I\'m trying to see if a string exists in another string with out using Python\'s predefined functions such as find and index..

Right now what my function takes 2 strings

Answer 1

@Jacob, I hope you'll find this one very short yet still easy to understand.

def multi_find(s, r):
    return [pos for pos in range(len(s)) if s.startswith(r,pos)]

Answer 2

You can do:

>>> haystack = "abcdefabc. asdli! ndsf acba saa abe?"
>>> needle = "abc"
>>> for i, _ in enumerate(haystack):
...     if haystack[i:i + len(needle)] == needle:
...         print (i)
...
0
6

Answer 3

Note: I think this answer here is still a good "teaching answer", I have submitted a better solution elsewhere in this thread, without recursion.

def multi_find(s, r, start=0):
    if start >= len(s): 
        return []
    if s.startswith(r, start):
        return [start] + multi_find(s, r, start+1)
    else:
        return multi_find(s, r, start+1)

This allows you to pass an optional start position to begin the search in s.

This solution is recursive, which may or may not be the fastest implementation, but it is correct and I believe it makes the code easy to identify each of the three possibilities at each position of s:

1. end of s
2. found another r
3. didn't find another r

Answer 4

def multi_find (s, r):
    s_len = len(s)
    r_len = len(r)
    n = [] # assume r is not yet found in s

    if s_len >= r_len:
        m = s_len - r_len
        i = 0

        while i < m:
            # search for r in s until not enough characters are left
            if s[i:i + r_len] == r:
                n.append(i)
            i = i + 1
    print (n)

multi_find("abcdefabc. asdli! ndsf acba saa abe?", "abc")

Pretty much just replace n with a list so you can keep adding values to it as you find them.
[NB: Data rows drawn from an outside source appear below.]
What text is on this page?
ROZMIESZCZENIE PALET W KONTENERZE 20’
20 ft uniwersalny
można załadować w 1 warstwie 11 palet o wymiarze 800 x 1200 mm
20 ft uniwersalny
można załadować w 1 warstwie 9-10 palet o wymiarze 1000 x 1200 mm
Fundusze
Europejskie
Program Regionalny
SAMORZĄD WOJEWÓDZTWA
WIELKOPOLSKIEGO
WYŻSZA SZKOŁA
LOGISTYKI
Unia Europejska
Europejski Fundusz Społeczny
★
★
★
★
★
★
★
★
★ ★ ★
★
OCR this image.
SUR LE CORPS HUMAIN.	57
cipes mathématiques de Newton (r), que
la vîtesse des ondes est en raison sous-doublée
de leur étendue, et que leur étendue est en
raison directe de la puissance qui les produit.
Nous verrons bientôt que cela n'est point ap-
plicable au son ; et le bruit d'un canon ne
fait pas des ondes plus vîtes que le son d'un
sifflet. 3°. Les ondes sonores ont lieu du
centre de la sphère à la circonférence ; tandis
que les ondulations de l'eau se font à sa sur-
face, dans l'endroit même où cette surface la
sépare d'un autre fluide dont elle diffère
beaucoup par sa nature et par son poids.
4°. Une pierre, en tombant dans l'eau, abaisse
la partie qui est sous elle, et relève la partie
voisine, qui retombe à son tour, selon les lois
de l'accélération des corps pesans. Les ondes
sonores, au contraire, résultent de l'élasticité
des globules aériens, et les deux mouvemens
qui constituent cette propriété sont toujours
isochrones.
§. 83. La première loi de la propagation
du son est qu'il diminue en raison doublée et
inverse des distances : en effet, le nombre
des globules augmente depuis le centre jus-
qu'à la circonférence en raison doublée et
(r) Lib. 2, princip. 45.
You also need to be incrementing i even when a match is found, it would have been stuck in a loop forever except that you had the while n == -1 constraint that made it stop as soon as a match was found.

Answer 5

def multi_find(s, r):

    s_len = len(s)
    r_len = len(r)

    _complete = []

    if s_len < r_len:
        n = -1
    else:

        for i in xrange(s_len):
            # search for r in s until not enough characters are left
            if s[i:i + r_len] == r:
                _complete.append(i)
            else:
                i = i + 1
    print(_complete)

multi_find("abcdefabc. asdli! ndsf abc saa abe?", "abc")

Answer 6

Another alternative using regex:

>>> import re
>>> haystack = "abcdefabc. asdli! ndsf acba saa abe?"
>>> needle = "abc"
>>> [m.start() for m in re.finditer(r'{}'.format(re.escape(needle)), haystack)]
[0, 6]

The above solution will not work for overlapping sub-strings, like there are 3 'aa' in 'aaaa'. So, if you want to find overlapping matches as well, then:

>>> haystack = "bobob"
>>> needle = "bob"
>>> [m.start() for m in re.finditer(r'(?={})'.format(re.escape(needle)), haystack)]
[0, 2]